How can I get a eigenvector of length 144?
Best regards .
Jaime.

Risposta accettata

David Goodmanson
David Goodmanson il 19 Lug 2021
Modificato: David Goodmanson il 1 Set 2023
Hello Jaime,
Scores are not the eigenvalues of the covariance matrix. Rather, 'latent' have that role. Scores are projections of each observation onto the principal vectors. The code below is an example using eig (in the interest of numerical accuracy, pca actually uses the svd decomposition by default).
In your case the eigenvalues are always for a 5x5.
x = rand(10,3);
n = size(x,1);
mu = mean(x);
xcm = x - mu; % cm values for each column
covx = (xcm'*xcm)/(n-1); % covariance matrix
[v lambda] = eig(covx);
% for consistency with pca, sort the eigenvalues and permute
% the columns of the eigenvector matrix to match.
[lambda, ind] = sort(diag(lambda),'descend');
v = v(:,ind);
coeff = v % each column of coeff describes a principal vector
score = xcm*v % scores are projections of each observation onto the principal vectors
latent = lambda % magnitude of each principal vector
% compare with pca
[coeff1 score1 latent1] = pca(x)
% the principal vectors can differ by a factor of -1 between methods, so
% the coeff ratio below may have either +1 or -1 down columns.
% However, the score ratio bvelow will have matching -1 down its columns, so the desription
% of observations in terms of principal vectors is unchanged.
% latent values, being eigenvalues, always match.
coeff./coeff1
score./score1
latent./latent1
  3 Commenti
Matthew Hooper
Matthew Hooper il 28 Ago 2023
Modificato: Matthew Hooper il 28 Ago 2023
Thanks Jaime - this makes sense.

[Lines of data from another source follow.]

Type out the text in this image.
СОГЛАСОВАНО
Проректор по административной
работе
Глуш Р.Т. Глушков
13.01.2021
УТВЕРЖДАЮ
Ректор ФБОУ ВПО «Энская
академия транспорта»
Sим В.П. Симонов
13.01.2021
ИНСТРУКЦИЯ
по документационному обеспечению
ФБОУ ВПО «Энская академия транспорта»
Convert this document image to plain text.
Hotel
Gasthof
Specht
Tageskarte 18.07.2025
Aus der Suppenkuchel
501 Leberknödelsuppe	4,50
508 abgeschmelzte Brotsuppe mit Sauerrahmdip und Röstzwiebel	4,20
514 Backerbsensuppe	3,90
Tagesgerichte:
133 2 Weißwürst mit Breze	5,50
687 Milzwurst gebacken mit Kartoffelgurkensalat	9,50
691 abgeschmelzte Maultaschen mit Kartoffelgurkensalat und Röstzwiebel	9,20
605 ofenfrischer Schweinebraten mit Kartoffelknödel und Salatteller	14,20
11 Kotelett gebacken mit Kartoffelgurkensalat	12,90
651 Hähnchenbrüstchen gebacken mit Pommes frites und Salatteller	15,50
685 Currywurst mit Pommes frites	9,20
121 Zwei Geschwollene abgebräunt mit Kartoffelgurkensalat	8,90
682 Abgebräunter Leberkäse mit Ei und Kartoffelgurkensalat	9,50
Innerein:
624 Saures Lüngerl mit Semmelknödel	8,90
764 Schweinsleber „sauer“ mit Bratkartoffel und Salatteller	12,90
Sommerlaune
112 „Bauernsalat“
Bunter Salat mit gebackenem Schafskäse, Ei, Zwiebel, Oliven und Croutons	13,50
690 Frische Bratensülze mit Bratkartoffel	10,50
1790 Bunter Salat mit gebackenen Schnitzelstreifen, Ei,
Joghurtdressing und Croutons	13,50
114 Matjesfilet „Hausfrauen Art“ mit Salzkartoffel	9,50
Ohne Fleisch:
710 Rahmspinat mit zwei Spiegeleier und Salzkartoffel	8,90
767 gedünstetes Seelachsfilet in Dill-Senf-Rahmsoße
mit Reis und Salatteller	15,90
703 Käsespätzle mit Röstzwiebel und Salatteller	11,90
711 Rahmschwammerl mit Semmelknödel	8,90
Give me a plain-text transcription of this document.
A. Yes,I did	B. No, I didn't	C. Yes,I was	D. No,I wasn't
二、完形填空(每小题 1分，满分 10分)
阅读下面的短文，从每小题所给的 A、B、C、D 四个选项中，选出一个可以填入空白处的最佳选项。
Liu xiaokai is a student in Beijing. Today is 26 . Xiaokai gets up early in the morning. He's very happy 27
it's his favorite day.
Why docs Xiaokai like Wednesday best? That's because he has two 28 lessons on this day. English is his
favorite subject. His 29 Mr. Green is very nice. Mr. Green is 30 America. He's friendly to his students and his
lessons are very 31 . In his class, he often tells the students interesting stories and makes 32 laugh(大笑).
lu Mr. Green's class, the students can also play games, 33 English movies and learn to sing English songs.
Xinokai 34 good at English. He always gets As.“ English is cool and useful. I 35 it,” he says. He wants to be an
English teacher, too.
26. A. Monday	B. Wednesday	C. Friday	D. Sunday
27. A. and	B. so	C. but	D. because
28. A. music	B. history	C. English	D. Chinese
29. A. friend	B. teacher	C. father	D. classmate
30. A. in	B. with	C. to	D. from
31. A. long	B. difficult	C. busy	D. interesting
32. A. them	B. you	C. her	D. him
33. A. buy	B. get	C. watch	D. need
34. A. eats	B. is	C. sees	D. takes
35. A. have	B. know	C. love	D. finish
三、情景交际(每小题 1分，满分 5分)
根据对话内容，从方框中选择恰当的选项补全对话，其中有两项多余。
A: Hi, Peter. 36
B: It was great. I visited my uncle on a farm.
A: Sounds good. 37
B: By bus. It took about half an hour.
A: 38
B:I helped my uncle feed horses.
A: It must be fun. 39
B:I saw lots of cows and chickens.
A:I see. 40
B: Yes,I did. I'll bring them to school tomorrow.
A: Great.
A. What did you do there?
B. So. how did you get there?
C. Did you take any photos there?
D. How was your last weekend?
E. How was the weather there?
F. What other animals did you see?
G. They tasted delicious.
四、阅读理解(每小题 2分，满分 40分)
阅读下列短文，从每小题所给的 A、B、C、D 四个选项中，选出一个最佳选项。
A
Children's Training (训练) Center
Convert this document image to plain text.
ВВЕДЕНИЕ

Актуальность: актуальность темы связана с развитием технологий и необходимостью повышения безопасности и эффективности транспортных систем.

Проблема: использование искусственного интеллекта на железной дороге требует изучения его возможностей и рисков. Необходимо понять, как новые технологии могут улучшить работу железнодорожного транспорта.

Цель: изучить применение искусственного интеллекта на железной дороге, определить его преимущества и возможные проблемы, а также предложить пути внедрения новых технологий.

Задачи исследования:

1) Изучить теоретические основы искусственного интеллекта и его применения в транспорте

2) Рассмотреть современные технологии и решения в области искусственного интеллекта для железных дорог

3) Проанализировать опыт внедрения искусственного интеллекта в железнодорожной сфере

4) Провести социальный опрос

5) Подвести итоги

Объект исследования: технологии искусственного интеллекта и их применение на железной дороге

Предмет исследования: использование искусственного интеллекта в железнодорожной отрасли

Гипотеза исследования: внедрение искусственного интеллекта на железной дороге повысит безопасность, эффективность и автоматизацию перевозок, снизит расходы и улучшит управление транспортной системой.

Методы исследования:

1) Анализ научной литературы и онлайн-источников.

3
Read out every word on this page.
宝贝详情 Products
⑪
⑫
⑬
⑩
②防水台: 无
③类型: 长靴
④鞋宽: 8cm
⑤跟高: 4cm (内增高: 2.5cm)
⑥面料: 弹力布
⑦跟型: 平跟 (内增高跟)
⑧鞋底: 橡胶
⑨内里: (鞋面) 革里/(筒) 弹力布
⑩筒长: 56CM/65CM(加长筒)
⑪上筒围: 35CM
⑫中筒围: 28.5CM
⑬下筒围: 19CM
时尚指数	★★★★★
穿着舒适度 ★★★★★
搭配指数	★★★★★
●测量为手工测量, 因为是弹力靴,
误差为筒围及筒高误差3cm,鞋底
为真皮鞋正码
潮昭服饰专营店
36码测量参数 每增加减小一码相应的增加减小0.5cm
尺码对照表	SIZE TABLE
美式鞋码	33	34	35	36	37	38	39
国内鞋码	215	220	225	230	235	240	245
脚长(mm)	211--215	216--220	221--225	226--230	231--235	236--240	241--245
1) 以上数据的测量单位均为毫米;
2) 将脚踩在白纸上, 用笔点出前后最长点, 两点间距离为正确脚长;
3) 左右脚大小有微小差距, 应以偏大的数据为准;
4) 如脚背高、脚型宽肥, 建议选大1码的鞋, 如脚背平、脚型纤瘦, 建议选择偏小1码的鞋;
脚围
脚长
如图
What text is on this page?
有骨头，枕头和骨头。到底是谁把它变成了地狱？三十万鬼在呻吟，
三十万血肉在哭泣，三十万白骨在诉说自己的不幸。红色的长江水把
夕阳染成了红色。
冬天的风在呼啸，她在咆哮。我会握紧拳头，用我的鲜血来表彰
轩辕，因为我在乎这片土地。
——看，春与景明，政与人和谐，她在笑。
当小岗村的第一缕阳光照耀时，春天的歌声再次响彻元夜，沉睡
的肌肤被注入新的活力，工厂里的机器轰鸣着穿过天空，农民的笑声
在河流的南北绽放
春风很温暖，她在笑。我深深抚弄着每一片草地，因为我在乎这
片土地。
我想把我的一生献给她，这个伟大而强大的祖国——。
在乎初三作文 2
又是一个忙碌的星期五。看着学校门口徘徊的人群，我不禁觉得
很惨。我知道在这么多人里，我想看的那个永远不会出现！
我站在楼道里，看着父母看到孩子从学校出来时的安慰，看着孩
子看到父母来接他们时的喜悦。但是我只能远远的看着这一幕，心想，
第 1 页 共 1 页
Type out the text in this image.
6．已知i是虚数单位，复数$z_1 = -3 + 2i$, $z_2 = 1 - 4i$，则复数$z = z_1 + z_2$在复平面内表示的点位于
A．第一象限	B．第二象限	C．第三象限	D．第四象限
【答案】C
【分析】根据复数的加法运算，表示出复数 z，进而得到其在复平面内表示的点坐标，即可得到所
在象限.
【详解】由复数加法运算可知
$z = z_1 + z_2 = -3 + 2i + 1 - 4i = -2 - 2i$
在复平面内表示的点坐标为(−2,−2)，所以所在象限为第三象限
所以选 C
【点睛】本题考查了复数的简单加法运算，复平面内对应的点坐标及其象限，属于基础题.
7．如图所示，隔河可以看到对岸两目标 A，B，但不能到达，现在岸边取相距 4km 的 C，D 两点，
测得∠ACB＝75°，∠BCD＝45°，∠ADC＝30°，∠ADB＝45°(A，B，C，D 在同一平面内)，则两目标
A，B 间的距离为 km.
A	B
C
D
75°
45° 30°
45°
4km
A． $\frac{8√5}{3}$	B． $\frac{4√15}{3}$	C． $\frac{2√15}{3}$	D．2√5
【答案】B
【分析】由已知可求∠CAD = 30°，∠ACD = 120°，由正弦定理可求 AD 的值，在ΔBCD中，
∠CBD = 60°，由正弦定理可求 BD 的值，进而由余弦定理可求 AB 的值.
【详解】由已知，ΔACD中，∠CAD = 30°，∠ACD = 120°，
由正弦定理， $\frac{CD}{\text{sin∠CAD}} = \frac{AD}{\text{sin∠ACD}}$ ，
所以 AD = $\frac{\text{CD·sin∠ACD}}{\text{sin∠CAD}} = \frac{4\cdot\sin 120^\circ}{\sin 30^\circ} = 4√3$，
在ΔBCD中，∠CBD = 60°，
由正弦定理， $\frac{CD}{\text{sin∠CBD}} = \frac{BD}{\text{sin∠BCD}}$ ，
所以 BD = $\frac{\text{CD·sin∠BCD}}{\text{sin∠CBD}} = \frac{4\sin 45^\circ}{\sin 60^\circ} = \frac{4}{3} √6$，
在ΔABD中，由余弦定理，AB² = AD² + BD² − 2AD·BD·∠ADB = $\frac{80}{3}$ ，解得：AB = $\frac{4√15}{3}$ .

I have come across from python and I am still learning matlab. The sklearn model uses the number of components of the pca equal to the minimum of samples or the minimum of the features. For example, in your post above it would use 3 as it is less then 10 so the result from python can be seen to be exactly the same as the example above.
I have run into some old code which I am having difficulty reconciling where the dimensions are inversed from the above code i.e. x= randn(3,10). When I run this code I can see that the coeff1 = 10x2 double, score1 = 3x2 double and latent1 = 2x1 double. Is this result representing 10 different samples with 3 observations on each?
David Goodmanson
David Goodmanson il 28 Ago 2023
Hi Matthew,
x = randn(3,10) means 3 samples with 10 observations for each. Ordinarily you could have 10 different linearly independent basis vectors of length 10 to describe the observations, but with 3 samples there are only 3 vectors available. And pca subtracts the mean of those 3 vectors off of each vector, which reduces the number of linearly independent ones to 2. So you see 2 linearly independent length-10 vectors in 'coeff' and two values for 'latent'.